Laboratory for Advanced Microscopy and Bioengineering

The Laboratory for Advanced Microscopy and Bioengineering (The LAMB) at East Tennessee State University develops optical and engineering tools to address open problems in biology, medicine, and the emerging bioeconomy. We work across scales — from single cells imaged with ultrafast lasers to bioreactors running on open-source hardware — and across disciplines, because the most interesting problems rarely stay in one lane.

Our students get hands-on experience building instrumentation, designing experiments, and thinking about how science connects to real-world impact in the Appalachian region and beyond.


Active Projects

Downstream Processing Workforce Development

The emerging bioeconomy needs trained workers who understand not just how to grow biological products, but how to get them out. We are developing a suite of hybrid online and in-person training modules focused on downstream processing — the set of techniques used to separate and purify a valuable product once it has been produced in a living system.

Our curriculum covers:

  • Centrifugation
  • Filtration
  • Chromatography
  • Distillation
  • Lyophilization
  • Spray drying

This project is part of a broader effort to build bioeconomy workforce capacity in the Appalachian region, funded by over $1.3M in grants for biomanufacturing workforce development.

Raman Spectroscopy in Mycological Systems

Yeasts and fungi are metabolically rich, biochemically complex, and largely underexplored as targets for vibrational imaging. Their distinct lipid profiles, cell wall compositions, and metabolic signatures make them ideal candidates for Raman-based analysis.

We are developing techniques to apply Raman spectroscopy to mycological systems with two main goals:

  • Fingerprinting — using Raman spectra to classify and distinguish classes of fungi based on their molecular makeup, without the need for labels or stains
  • Process monitoring — leveraging Raman as a real-time process analytical tool to track growth dynamics and chemical product development in oleaginous (oil-producing) yeasts

This work connects directly to biomanufacturing applications, where knowing what an organism is doing — and when — is critical to optimizing yield.

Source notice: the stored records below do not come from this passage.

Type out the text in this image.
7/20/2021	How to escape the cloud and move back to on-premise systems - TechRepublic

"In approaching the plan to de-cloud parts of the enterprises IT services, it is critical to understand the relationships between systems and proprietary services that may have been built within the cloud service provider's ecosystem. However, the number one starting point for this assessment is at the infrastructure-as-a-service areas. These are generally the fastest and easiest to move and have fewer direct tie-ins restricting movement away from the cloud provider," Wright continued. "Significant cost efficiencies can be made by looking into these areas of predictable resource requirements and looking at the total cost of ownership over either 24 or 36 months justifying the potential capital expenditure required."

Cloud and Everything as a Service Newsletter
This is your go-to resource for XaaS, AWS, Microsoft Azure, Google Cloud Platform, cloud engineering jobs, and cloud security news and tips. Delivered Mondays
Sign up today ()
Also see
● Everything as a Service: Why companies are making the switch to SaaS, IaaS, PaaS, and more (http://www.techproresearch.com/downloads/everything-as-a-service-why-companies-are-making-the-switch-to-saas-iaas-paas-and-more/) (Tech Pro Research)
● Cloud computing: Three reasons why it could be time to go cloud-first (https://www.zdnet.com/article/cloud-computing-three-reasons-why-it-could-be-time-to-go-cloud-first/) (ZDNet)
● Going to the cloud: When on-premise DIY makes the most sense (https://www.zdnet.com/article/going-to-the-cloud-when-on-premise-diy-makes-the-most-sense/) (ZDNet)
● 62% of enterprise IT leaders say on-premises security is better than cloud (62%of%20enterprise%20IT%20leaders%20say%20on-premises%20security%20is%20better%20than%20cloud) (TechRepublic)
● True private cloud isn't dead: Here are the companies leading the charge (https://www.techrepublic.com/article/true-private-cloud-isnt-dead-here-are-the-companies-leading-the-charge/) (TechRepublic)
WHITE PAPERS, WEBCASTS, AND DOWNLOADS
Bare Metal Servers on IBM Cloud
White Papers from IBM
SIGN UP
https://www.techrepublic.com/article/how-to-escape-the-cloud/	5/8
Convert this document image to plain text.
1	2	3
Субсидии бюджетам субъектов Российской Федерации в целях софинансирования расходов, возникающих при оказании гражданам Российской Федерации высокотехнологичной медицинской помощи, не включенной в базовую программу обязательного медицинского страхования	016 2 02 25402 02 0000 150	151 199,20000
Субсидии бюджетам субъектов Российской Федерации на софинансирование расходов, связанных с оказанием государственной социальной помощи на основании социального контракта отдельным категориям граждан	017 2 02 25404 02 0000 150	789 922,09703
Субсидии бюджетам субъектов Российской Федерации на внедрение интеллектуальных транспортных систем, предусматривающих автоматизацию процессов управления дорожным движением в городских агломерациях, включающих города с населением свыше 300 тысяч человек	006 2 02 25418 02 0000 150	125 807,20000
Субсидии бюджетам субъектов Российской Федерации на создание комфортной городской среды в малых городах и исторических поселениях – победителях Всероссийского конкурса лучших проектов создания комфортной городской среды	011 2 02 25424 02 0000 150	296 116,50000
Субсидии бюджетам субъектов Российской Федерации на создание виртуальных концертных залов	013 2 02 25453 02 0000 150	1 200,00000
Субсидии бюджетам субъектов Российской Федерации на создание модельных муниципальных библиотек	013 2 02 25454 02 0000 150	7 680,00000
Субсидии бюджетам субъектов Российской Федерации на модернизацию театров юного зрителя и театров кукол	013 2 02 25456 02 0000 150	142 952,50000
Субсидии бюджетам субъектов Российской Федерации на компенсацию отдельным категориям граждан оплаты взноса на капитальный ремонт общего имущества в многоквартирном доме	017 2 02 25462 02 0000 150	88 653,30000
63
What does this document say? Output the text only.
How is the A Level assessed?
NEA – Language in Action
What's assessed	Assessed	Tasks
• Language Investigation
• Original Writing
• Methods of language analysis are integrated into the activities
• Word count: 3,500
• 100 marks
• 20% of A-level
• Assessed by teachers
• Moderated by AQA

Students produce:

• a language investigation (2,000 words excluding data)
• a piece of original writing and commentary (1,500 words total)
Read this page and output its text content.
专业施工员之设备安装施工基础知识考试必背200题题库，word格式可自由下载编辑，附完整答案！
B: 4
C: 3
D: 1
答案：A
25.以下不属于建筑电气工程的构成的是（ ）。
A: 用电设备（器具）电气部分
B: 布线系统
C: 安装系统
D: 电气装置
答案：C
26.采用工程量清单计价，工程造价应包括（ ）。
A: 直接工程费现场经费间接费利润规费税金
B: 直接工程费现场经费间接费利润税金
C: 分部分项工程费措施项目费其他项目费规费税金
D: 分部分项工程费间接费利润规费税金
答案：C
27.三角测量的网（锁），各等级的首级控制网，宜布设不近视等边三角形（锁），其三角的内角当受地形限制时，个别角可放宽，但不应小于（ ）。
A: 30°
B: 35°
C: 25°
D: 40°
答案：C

Open-Hardware Bioreactor Development

Optimizing biological processes requires the ability to run many experiments, vary conditions, and iterate quickly. For resource-limited labs and institutions, the cost of commercial bioreactor systems is a significant barrier.

Our students are building open-source, open-hardware bioreactors at the 1–2 liter scale using off-the-shelf components and widely available control systems. The goal is to produce well-documented, reproducible designs that other low-resource labs can build and adapt — lowering the barrier to entry for bioprocess research and training across the region.


Laboratory Members

Richard C. Prince, PhD
Richard C. Prince, PhD
Principal Investigator

Richard is an Assistant Professor and Biomedical Engineering Technology Coordinator at ETSU. His research focuses on vibrational microscopy, nonlinear optical imaging, and open-hardware bioengineering. He completed his PhD in Biophotonics at UC Irvine and holds an NSF IGERT fellowship.